February 16th-17th 2017, University College London
Deadline for abstracts: December 4th 2016.
Organiser: Corisande Fenwick (UCL)
The medieval roots of the Islamic state have never been more relevant or misunderstood. Early Islamic history is used to bolster Daesh propaganda of establishing a new caliphate as well as to justify the imposition of strict Sharia law, the oppression and genocide of religious minorities, and the destruction of Islamic (and pre-Islamic) heritage at an unprecedented rate. In turn, Daesh and other Wahhabi and Salafi groups are often critiqued as medieval in their methods and stance. These developments pose significant challenges for scholars of the early Islamic world.
A two-day colloquium hosted by the UCL Institute of Archaeology and generously funded by the British Academy under its Rising Star Engagement Award scheme seeks to bring together historians, archaeologists and art historians to discuss and debate the emergence and development of the earliest Islamic states and the nature of Muslim sovereignty between 600-1000CE, and to open up discussions about how to challenge static and simplistic notions of Islamic statehood outside the academy. The focus is global and comparative and papers are invited from across the early Islamic world – the Middle East, Islamic West, Central Asia, sub-Saharan Africa and beyond – that consider these issues. The aim is to explore the problem of the early Islamic state from these different disciplinary and regional perspectives and open up a range of ways looking at power and politics in the Islamic context.
Papers of ca. 20 minutes in length are invited on the following core themes:
- Theoretical and methodological approaches to Islamic states
- Discourse, authority and legitimization in different media (documentary, epigraphy, architecture, art, numismatics etc.)

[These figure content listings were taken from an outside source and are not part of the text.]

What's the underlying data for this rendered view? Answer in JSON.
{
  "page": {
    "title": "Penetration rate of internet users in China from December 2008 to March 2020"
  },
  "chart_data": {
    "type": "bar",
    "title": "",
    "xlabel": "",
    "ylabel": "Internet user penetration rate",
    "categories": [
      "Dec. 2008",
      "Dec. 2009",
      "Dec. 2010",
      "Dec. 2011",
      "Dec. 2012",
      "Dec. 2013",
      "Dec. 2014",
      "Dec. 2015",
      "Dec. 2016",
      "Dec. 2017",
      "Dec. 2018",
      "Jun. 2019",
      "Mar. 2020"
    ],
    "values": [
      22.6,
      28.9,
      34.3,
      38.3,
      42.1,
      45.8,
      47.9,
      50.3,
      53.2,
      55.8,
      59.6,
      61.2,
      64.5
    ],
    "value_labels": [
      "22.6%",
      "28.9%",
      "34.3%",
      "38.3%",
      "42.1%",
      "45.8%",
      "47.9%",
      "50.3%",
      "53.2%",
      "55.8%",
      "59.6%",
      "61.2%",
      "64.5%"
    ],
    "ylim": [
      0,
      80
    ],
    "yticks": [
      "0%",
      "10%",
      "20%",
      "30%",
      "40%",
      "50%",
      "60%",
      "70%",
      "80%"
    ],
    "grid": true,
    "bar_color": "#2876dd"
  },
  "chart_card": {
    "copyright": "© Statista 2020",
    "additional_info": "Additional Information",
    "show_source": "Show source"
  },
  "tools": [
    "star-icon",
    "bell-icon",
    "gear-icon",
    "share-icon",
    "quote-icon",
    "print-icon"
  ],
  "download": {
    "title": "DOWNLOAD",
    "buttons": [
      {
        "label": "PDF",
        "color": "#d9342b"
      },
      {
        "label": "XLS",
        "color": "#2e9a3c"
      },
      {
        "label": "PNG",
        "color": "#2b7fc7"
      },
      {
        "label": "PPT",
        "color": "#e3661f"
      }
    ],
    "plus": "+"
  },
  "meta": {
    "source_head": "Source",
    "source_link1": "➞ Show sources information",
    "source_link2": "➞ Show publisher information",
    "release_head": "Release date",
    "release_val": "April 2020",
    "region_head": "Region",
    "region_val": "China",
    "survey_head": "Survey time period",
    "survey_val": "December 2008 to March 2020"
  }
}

- Muslim sovereignty and rulership
- The workings of the early caliphate and Islamic states
- The use and abuse of early Islamic history today
Funding is available to support the travel and accommodation costs of early career researchers from the UK and overseas (defined as being within 10 years of award of PhD or advanced postgraduates) who work on the history, archaeology or art history of the early Islamic State. Scholars funded through this scheme will also attend a workshop before the conference “Researching the Islamic State: New Challenges and New Opportunities”.